Options to pump Animas River water to Redmesa for irrigation were recently floated to the Southwestern Water Conservation District, though none of the projects have funding.
The proposals would pump water uphill from the Lake Nighthorse intake to Redmesa Reservoir, east of the La Plata River and about four miles north of the New Mexico border.
“The 700-foot elevation difference is the reason it hasn’t been done, and demand is the reason it won’t go away,” said Steve Harris, a water engineer who designed the projects. “Taylor Reservoir is an attempt to better use what little water is out there, but we’re still short-changed.”
Under the 1922 La Plata River Compact, the state is required to send half of the La Plata River’s flow from Hesperus, when it is discharging at 100 cubic feet per second or less, to New Mexico. But hot summers, peak irrigation season and subsequent low flows can prevent Colorado from fulfilling this obligation.
The Bobby K. Taylor Reservoir, just south of Redmesa, was designed to allow Colorado water users to divert water that would otherwise flow to New Mexico. Harris’ designs would offer another means of getting water to La Plata County’s Dryside.
But some circles protest the idea of pumping water uphill, calling it a backdoor route to fulfilling the full scope of the Animas-La Plata Project.
“SWCD’s exploration of new schemes to dewater the Animas River is alarming due to environmental, financial and climate change concerns,” said Jimbo Buickerood, public lands coordinator for the San Juan Citizens Alliance, on behalf of the group. “As Congress previously determined, the proposal to pump water uphill for almost 1,000 feet to grow hay was not in the public interest. That is still true today.”
The Animas-La Plata Project received congressional authorization in 1968 to supply water from the Animas and La Plata rivers to the Southern Ute and Ute Mountain Ute tribes, Navajo farmers and Dryside farmers. But in 2000, Congress approved a significantly downsized version of the project – which removed the irrigation component so that the project’s water could satisfy only municipal and industrial uses.
The same argument was made over the construction of Long Hollow, or Taylor, Reservoir, which drew the ire of a group opposed to the Animas-La Plata Project called the Citizens’ Progressive Alliance. It took issue with the fact that Taylor Reservoir was built with $15 million out of a $30 million state fund initially set aside in the mid-1980s to pay for a portion of the Animas-La Plata Project, before it was decided that federal taxpayers would foot the bill.

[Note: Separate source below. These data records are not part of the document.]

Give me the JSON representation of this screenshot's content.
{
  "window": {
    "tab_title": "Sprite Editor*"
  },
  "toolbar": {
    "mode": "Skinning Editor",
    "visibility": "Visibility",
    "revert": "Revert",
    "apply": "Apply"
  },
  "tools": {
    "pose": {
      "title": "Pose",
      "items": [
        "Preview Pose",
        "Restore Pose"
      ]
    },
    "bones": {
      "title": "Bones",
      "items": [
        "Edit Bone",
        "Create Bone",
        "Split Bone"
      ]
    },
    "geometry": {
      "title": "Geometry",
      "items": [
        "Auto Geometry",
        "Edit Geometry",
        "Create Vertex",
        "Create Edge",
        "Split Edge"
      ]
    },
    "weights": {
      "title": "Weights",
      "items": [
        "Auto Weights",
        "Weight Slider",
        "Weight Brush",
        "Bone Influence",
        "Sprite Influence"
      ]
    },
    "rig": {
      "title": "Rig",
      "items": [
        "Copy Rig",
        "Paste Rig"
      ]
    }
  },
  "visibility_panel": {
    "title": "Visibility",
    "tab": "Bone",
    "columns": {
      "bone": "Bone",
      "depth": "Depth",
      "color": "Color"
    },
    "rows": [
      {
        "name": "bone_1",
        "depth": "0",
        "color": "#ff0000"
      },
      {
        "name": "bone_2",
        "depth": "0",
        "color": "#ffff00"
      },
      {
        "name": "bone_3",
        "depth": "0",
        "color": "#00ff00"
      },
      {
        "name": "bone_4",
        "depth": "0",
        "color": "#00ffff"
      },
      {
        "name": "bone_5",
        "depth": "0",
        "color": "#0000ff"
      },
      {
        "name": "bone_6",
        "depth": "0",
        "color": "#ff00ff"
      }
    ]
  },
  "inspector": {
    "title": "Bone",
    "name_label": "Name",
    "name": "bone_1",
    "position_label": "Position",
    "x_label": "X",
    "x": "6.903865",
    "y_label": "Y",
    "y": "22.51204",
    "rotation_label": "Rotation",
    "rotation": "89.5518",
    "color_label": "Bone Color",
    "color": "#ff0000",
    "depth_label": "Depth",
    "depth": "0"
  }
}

Bruce Whitehead, executive director of the Southwestern Water Conservation District, said he disagreed with the perception that the original Animas-La Plata Project design is being piecemealed via smaller scale projects.
“When the project was downscaled, we and La Plata users had to look at alternatives to meet needs and demand,” Whitehead said. “This is not a means to implement the original project at all, and nothing precludes looking at the possibility of federal funds.”
He added that it is not unusual to strike agreements to carry water using federal facilities, and that the most likely scenario for putting Southwestern’s water rights to use will be to divert water to existing irrigated lands.
The proposals vary in construction and operational costs and size.
One would pump 14 cfs from the Lake Nighthorse intake to Redmesa Reservoir, discharging at points along the way including at Long Hollow Reservoir. The cost of construction is estimated at $43.5 million. Another proposal, which would cost about $430 million to build, would pump 287 cfs through larger pipelines. This project would require new infrastructure because the 287 cfs would exceed existing infrastructure’s capacity.A third proposal would pump 14 cfs directly from the Animas River to Redmesa Reservoir for a construction cost of $58.5 million.Whitehead said it would be premature to name a preferred design, or say how a future project might be funded.
“The important thing with all of them is that they all show there are benefits, and it comes down to refining them and seeing who would potentially partner with us.”